LAC LA BICHE — Over the past three months, from June 2 to Aug. 27, the Stuart MacPherson Public Library featured 60 bodies of work capturing the intense emotions that living through a pandemic has generated and the anticipated relief that is craved when public health concerns and restrictions finally recede.
The artwork displayed in the Time Stamps: The Art of Relief exhibition was created by students and instructors from Portage College, the University of Alberta and Sapporo Otani University in Japan.
To wrap up the local exhibit, roughly 40 individuals including the artists, instructors, members of the public and local dignitaries were in attendance at closing ceremony held on Aug. 27 in the public library.
According to Maureen Penn, the library’s director, more than 106 people visited the exhibit during the summer months, several visitors left comment cards describing the impact of the artists’ creations.
“Tremendous exhibit, such a variety and such talent,” one read. Another comment card reading “Wow, with the way of life since the pandemic began it's very interesting how it was captured through art. I enjoyed the exhibit.”
The exhibit’s concept came about after Portage College’s Fine Arts Instructor Pierre Öberg listened to a CBC radio interview with Jill Lepore, a professor of American History at Harvard University, where they compared the current COVID-19 pandemic with the polio epidemic that disproportionality effected small children and youth.
For Öberg, expressing a health crisis through an artistic lens is one way of capturing a period of history that can be more universally understood while remaining timeless.
“In hopefully a small way, in a small gesture, this period of time has been captured in a way that can inform future generations if there are similar struggles, but also inspire and comfort future generations that may have to go through similar challenges,” he said, adding that its common for generations to look back in time to find similar works of art created throughout periods of global turmoil and disease outbreaks such as polio.
“We forget about it until we need to be reminded and maybe comforted by other generations to say, ‘OK, we've been through this before as a global family and we can get through it again.’ I think we can find strength and hope and courage and faith in previous generations.”
Capturing a moment in time
Describing the elements of the interview that sparked the idea for the international and multi-generational collaboration, Öberg said, “When the Salk vaccine in the 1950s came to be, it was a real time stamp for people of that generation because polio had been around for a long time... (Lepore) talked about how there was such a sense of relief. It was those two words that really triggered the imagination, because “stamping” is something that we do in various studios and “relief” is one of those art terms that can be applied to a lot of different art-making practices from sculpture to printmaking.”
Using the two key words highlighted in the radio interview, Öberg designed and actualized the Time Stamp exhibit with the help of Professor Atsushi Okabe and Professor Yoshinori Kon from Sapporo Otani University, Professor Ruby Sweetman of the Native Cultural Arts Program at Portage College and Professor Marilene Oliver and Professor Royden Mills from the University of Alberta.
The coming together of the art installation was serendipitous Öberg says, “To get different cultural perspectives, provincial perspectives and regional perspectives — I think not only was it helpful, and maybe perhaps healing and comforting in some ways to the individual artists, but also because we could come together and share a conversation through artwork.”
With such a wide array of contributors to the art show, Öberg believes there was an opportunity for everyone to connect in a visual way to at least one of the pieces, as some were poignant, some subtle and others had a dash of humour.

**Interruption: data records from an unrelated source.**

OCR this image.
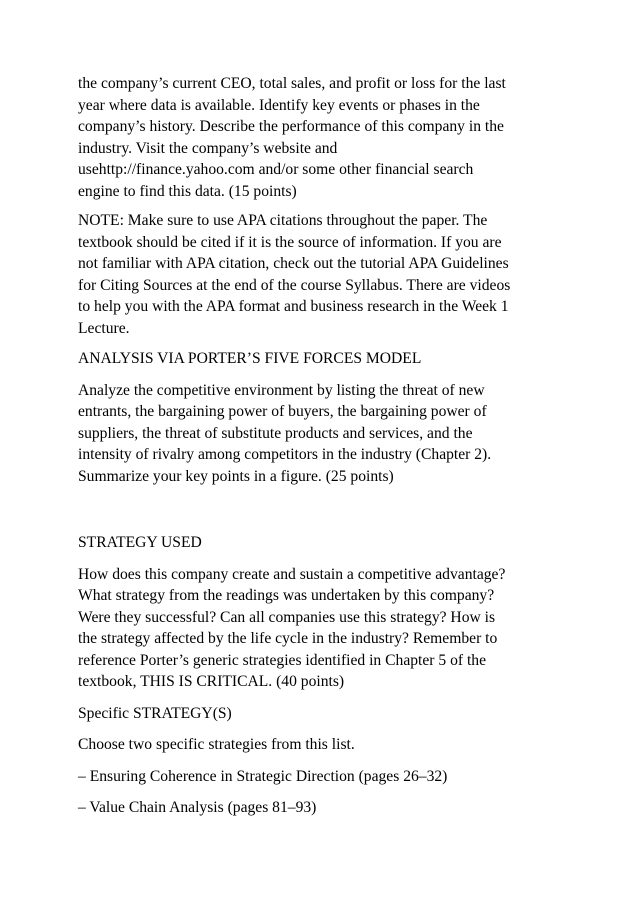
the company’s current CEO, total sales, and profit or loss for the last
year where data is available. Identify key events or phases in the
company’s history. Describe the performance of this company in the
industry. Visit the company’s website and
usehttp://finance.yahoo.com and/or some other financial search
engine to find this data. (15 points)

NOTE: Make sure to use APA citations throughout the paper. The
textbook should be cited if it is the source of information. If you are
not familiar with APA citation, check out the tutorial APA Guidelines
for Citing Sources at the end of the course Syllabus. There are videos
to help you with the APA format and business research in the Week 1
Lecture.

ANALYSIS VIA PORTER’S FIVE FORCES MODEL

Analyze the competitive environment by listing the threat of new
entrants, the bargaining power of buyers, the bargaining power of
suppliers, the threat of substitute products and services, and the
intensity of rivalry among competitors in the industry (Chapter 2).
Summarize your key points in a figure. (25 points)

STRATEGY USED

How does this company create and sustain a competitive advantage?
What strategy from the readings was undertaken by this company?
Were they successful? Can all companies use this strategy? How is
the strategy affected by the life cycle in the industry? Remember to
reference Porter’s generic strategies identified in Chapter 5 of the
textbook, THIS IS CRITICAL. (40 points)

Specific STRATEGY(S)

Choose two specific strategies from this list.

– Ensuring Coherence in Strategic Direction (pages 26–32)

– Value Chain Analysis (pages 81–93)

“The ‘voice through visual’ form that artists bring can sometimes awaken a perspective or a feeling in ourselves that can help us through the current challenges that we're having... some people prefer to go to a book, some people prefer to go to an artwork,” he stated.

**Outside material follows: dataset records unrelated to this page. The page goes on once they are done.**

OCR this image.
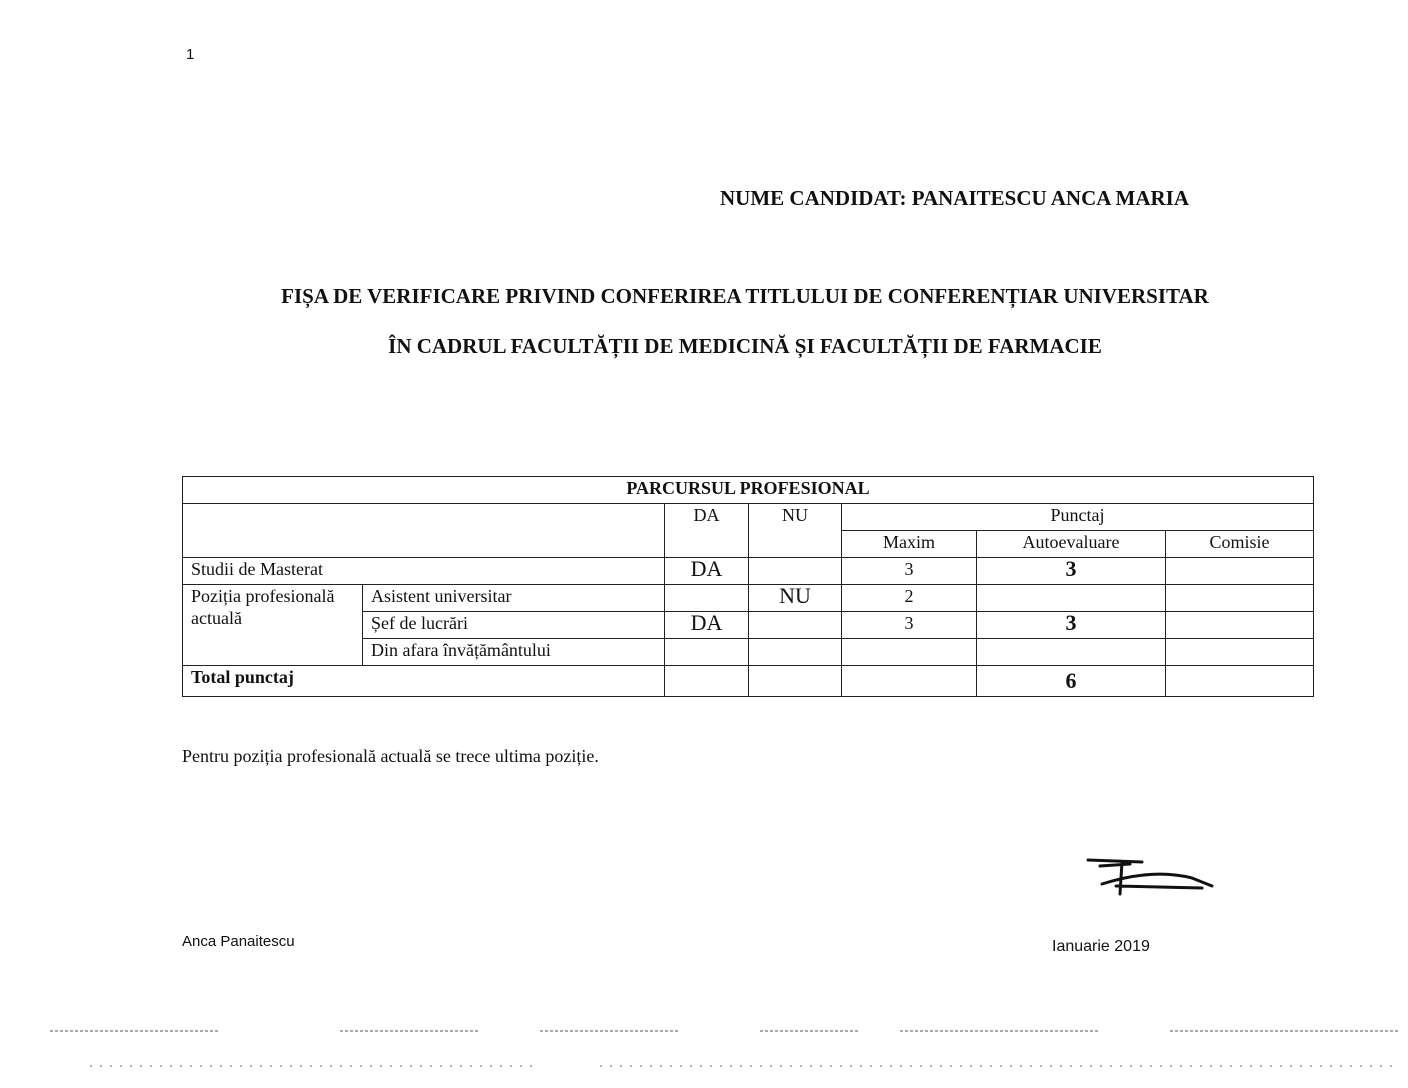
1
NUME CANDIDAT: PANAITESCU ANCA MARIA
FIȘA DE VERIFICARE PRIVIND CONFERIREA TITLULUI DE CONFERENȚIAR UNIVERSITAR
ÎN CADRUL FACULTĂȚII DE MEDICINĂ ȘI FACULTĂȚII DE FARMACIE
PARCURSUL PROFESIONAL						
		DA	NU	Punctaj		
				Maxim	Autoevaluare	Comisie
Studii de Masterat		DA		3	3	
Poziția profesională actuală	Asistent universitar		NU	2		
	Șef de lucrări	DA		3	3	
	Din afara învățământului					
Total punctaj					6	
Pentru poziția profesională actuală se trece ultima poziție.
Anca Panaitescu	Ianuarie 2019
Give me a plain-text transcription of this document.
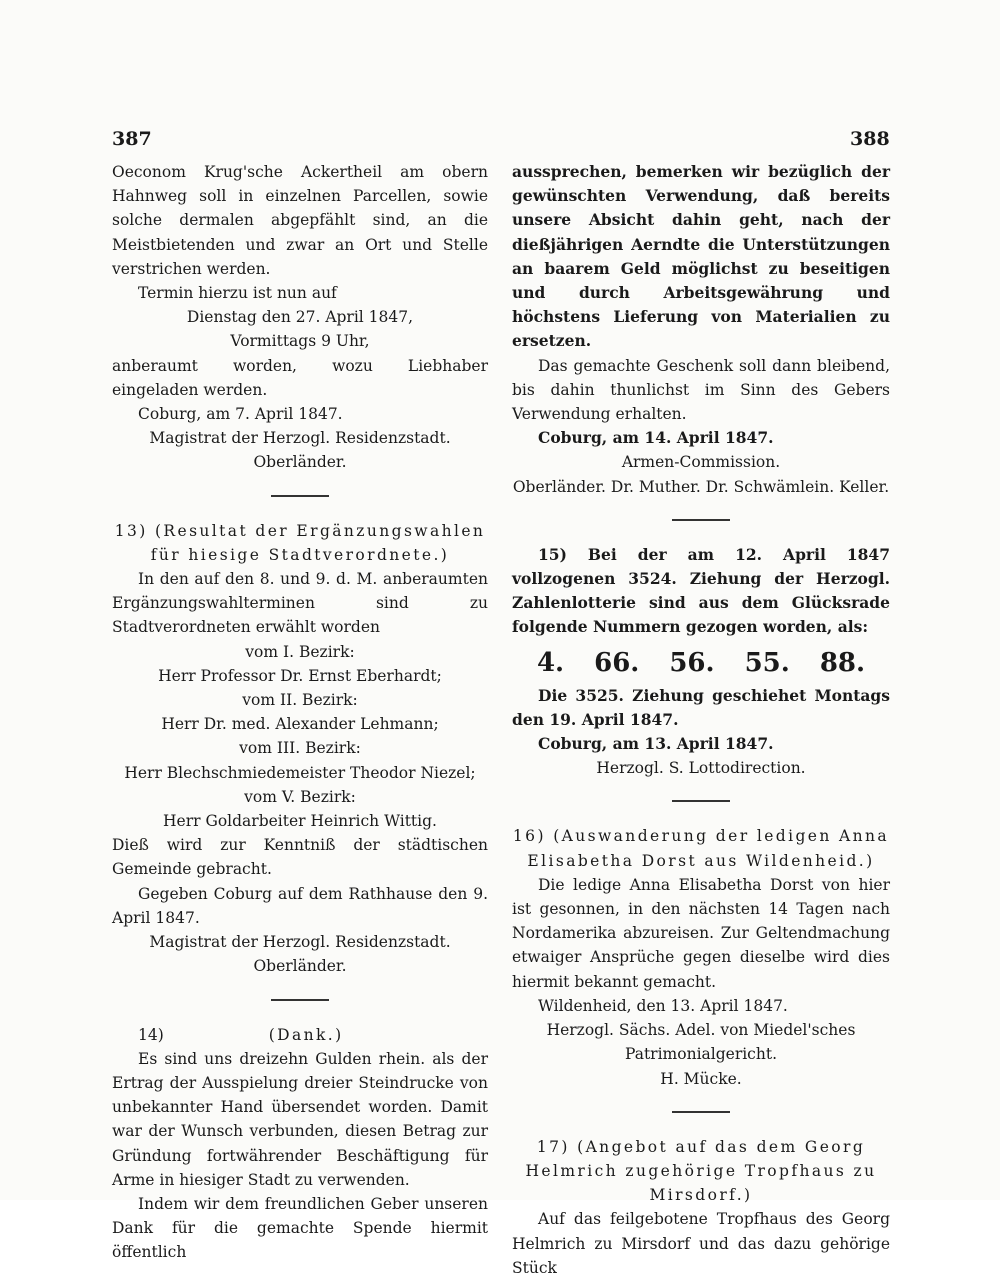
387	388

Oeconom Krug'sche Ackertheil am obern Hahnweg soll in einzelnen Parcellen, sowie solche dermalen abgepfählt sind, an die Meistbietenden und zwar an Ort und Stelle verstrichen werden.

Termin hierzu ist nun auf

Dienstag den 27. April 1847,

Vormittags 9 Uhr,

anberaumt worden, wozu Liebhaber eingeladen werden.

Coburg, am 7. April 1847.

Magistrat der Herzogl. Residenzstadt.

Oberländer.

13) (Resultat der Ergänzungswahlen für hiesige Stadtverordnete.)

In den auf den 8. und 9. d. M. anberaumten Ergänzungswahlterminen sind zu Stadtverordneten erwählt worden

vom I. Bezirk:

Herr Professor Dr. Ernst Eberhardt;

vom II. Bezirk:

Herr Dr. med. Alexander Lehmann;

vom III. Bezirk:

Herr Blechschmiedemeister Theodor Niezel;

vom V. Bezirk:

Herr Goldarbeiter Heinrich Wittig.

Dieß wird zur Kenntniß der städtischen Gemeinde gebracht.

Gegeben Coburg auf dem Rathhause den 9. April 1847.

Magistrat der Herzogl. Residenzstadt.

Oberländer.

14)	(Dank.)

Es sind uns dreizehn Gulden rhein. als der Ertrag der Ausspielung dreier Steindrucke von unbekannter Hand übersendet worden. Damit war der Wunsch verbunden, diesen Betrag zur Gründung fortwährender Beschäftigung für Arme in hiesiger Stadt zu verwenden.

Indem wir dem freundlichen Geber unseren Dank für die gemachte Spende hiermit öffentlich

aussprechen, bemerken wir bezüglich der gewünschten Verwendung, daß bereits unsere Absicht dahin geht, nach der dießjährigen Aerndte die Unterstützungen an baarem Geld möglichst zu beseitigen und durch Arbeitsgewährung und höchstens Lieferung von Materialien zu ersetzen.

Das gemachte Geschenk soll dann bleibend, bis dahin thunlichst im Sinn des Gebers Verwendung erhalten.

Coburg, am 14. April 1847.

Armen-Commission.

Oberländer. Dr. Muther. Dr. Schwämlein. Keller.

15) Bei der am 12. April 1847 vollzogenen 3524. Ziehung der Herzogl. Zahlenlotterie sind aus dem Glücksrade folgende Nummern gezogen worden, als:

4. 66. 56. 55. 88.

Die 3525. Ziehung geschiehet Montags den 19. April 1847.

Coburg, am 13. April 1847.

Herzogl. S. Lottodirection.

16) (Auswanderung der ledigen Anna Elisabetha Dorst aus Wildenheid.)

Die ledige Anna Elisabetha Dorst von hier ist gesonnen, in den nächsten 14 Tagen nach Nordamerika abzureisen. Zur Geltendmachung etwaiger Ansprüche gegen dieselbe wird dies hiermit bekannt gemacht.

Wildenheid, den 13. April 1847.

Herzogl. Sächs. Adel. von Miedel'sches Patrimonialgericht.

H. Mücke.

17) (Angebot auf das dem Georg Helmrich zugehörige Tropfhaus zu Mirsdorf.)

Auf das feilgebotene Tropfhaus des Georg Helmrich zu Mirsdorf und das dazu gehörige Stück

The series took over a year to bring to fruition starting shortly after the first lockdown, the idea behind the project began gaining traction in June of 2020.
“It was interesting because this was a COVID show and the library, following provincial guidelines, was closed and then reopened and then closed and reopened a number of times. So, we were actually experiencing a delay of when the opening and the closing celebration would be in real time,” said Öberg, adding that the library generously allowed the display to be extended until the facility was fully open to the public.

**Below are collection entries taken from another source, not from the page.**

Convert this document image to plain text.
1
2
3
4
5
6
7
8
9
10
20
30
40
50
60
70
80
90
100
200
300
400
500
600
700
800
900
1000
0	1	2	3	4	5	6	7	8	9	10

The closing ceremony corresponded with a rising number of COVID-19 cases in the Lakeland region and across Alberta, being referred to as the beginning of a Fourth Wave. Although it was not mandated at the time, several guests chose to wear a protective mask during the event. Catered food for those invited was individually packaged.
“I kept thinking, ‘Wow, this is a show about COVID, and COVID is actually dictating how this show will roll out and when the celebration will happen, ’” Öberg told Lakeland This Week.
Along with comments from local dignitaries, a video letter sent by Sapporo Otani University professor Kon was played during the evening event.
Although the exhibit will not appear again in its complete collection at any other location, it has been archived in a digital format. A ‘box-set’ containing postcard-sized reproductions of all 60 art pieces — and additional material — is also available for viewing at the library, Portage College, the U of A and the Japanese university.
Replicas of the work may be viewed upon request within these facilities.